El infierno de la propietaria

El inmueble del que era propietaria era un piso heredado de sus padres de 140 metros cuadrados, cinco habitaciones y dos baños que alquilaba desde hacía 10 años a la misma familia. En ese tiempo no es que no les hubiera revisado al alza el contrato, es que se lo había bajado de 1.200 a 1.000 euros. Su intención inicial era recuperarlo para rehabilitarlo y trasladarse allí con los suyos, pero su marido sufrió un ictus en el momento en el que tenía que notificar a los inquilinos el fin del contrato y se les pasó el plazo legal que disponían para ello.

Por eso les propuso renovarlo por otros tres años y actualizar el precio hasta los 1.300 euros, aún muy por debajo del coste por sus características y la zona.
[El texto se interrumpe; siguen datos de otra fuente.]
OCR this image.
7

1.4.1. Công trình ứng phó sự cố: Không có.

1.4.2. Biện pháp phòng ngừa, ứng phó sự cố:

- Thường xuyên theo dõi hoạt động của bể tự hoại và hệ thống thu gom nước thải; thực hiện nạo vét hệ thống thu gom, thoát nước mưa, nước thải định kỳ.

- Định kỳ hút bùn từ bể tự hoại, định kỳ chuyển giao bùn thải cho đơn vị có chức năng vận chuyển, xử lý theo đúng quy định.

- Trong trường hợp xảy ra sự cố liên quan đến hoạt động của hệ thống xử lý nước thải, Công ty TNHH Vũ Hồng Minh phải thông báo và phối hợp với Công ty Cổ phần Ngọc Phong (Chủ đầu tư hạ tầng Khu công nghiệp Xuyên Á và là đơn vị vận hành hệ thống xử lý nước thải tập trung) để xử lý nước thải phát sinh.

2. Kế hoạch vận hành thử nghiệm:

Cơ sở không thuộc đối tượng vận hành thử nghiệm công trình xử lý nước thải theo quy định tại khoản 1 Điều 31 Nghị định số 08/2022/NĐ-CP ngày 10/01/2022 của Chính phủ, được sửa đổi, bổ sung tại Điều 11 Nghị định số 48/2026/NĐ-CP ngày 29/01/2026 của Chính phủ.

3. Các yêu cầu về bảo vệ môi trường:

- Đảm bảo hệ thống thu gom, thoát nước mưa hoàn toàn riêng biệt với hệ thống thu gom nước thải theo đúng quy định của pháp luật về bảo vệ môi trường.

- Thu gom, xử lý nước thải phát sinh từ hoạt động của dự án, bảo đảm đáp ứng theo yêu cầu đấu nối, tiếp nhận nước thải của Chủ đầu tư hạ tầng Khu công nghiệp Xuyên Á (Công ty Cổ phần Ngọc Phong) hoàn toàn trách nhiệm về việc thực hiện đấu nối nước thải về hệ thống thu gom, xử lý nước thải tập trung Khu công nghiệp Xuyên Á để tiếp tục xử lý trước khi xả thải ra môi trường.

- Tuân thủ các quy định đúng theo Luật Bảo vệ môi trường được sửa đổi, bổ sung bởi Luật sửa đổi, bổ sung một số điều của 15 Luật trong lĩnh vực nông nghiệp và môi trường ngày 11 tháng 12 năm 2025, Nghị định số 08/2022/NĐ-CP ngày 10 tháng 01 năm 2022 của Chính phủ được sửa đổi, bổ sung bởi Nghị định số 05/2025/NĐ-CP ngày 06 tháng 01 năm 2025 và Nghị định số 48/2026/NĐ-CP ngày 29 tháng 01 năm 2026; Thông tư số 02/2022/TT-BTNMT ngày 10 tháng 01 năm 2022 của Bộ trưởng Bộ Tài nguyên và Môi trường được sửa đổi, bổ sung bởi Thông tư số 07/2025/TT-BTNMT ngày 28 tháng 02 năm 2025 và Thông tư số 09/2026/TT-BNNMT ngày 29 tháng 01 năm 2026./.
Fue entonces cuando se inició la campaña de intimidación que ha sido censurada en los tribunales de primera instancia.

“Intimidación ambiental” reconocida

El Sindicat de Llogaters fue el promotor y ha recibido un varapalo judicial, que avanza eldiario.es. La jueza de primera instancia estima como hechos probados las coacciones de algunos de los afiliados a la organización para intimidar a los propietarios y a los que eran sus gestores inmobiliarios, una agencia que renunció a representar a la familia Argelich tras varios días de acampada en su oficina.

La magistrada argumenta que la protesta generó una “intimidación ambiental a la que no pudieron ser ajenos ambos acusados en la medida en que se encontraron en todo momento en el interior del local” del administrador de fincas.

Recurso ante la Audiencia de Barcelona

El sindicato ya ha avanzado que recurrirá la resolución ante la Audiencia Provincial, ya que considera que supone “un intento” de frenar sus actuaciones. Con todo, su derrota no es total. La jueza no acoge la totalidad de las pretensiones de la Fiscalía y de la acusación particular ejercida por la casera, ya que les pedían un año de cárcel.

Argelich recuperó al final su inmueble tras tres intento de desahucio por parte de Mossos d’Esquadra y el periplo judicial para conseguir una sentencia a su favor, ya que se demostró que Juan y Livia no eran una pareja vulnerable. De hecho, sus vecinos narraban el elevado estilo de vida que llevaban. La propietaria divulgó el lamentable estado del piso que dejaron los inquilinos tras el lanzamiento.

Además, este generó molestias destacadas en el resto de vecinos del inmueble. El Sindicat de Llogaters bloqueó las entradas y salidas del edificio para evitar que entrase el cuerpo de seguridad catalán, hecho que impidió que el resto de propietarios e inquilinos pudieran ir a trabajar, llevar a los niños a la escuela o ir al médico, tal y como denunciaron en ese momento.

Acoso a la propietaria

El acoso a la propietaria incluyó personarse ante la puerta de su vivienda y dejar octavillas en los buzones de todos los vecinos en las que le acusaban de un “trato inhumano” a los arrendadores, presentarse a la puerta del edificio donde trabajaba con pancartas e incluso con cámaras de TV3 y escraches constantes. También incluyó llamadas constantes a su domicilio y a su empresa. Por todo ello, causó baja laboral por ansiedad.

El lanzamiento definitivo tuvo lugar en 2019.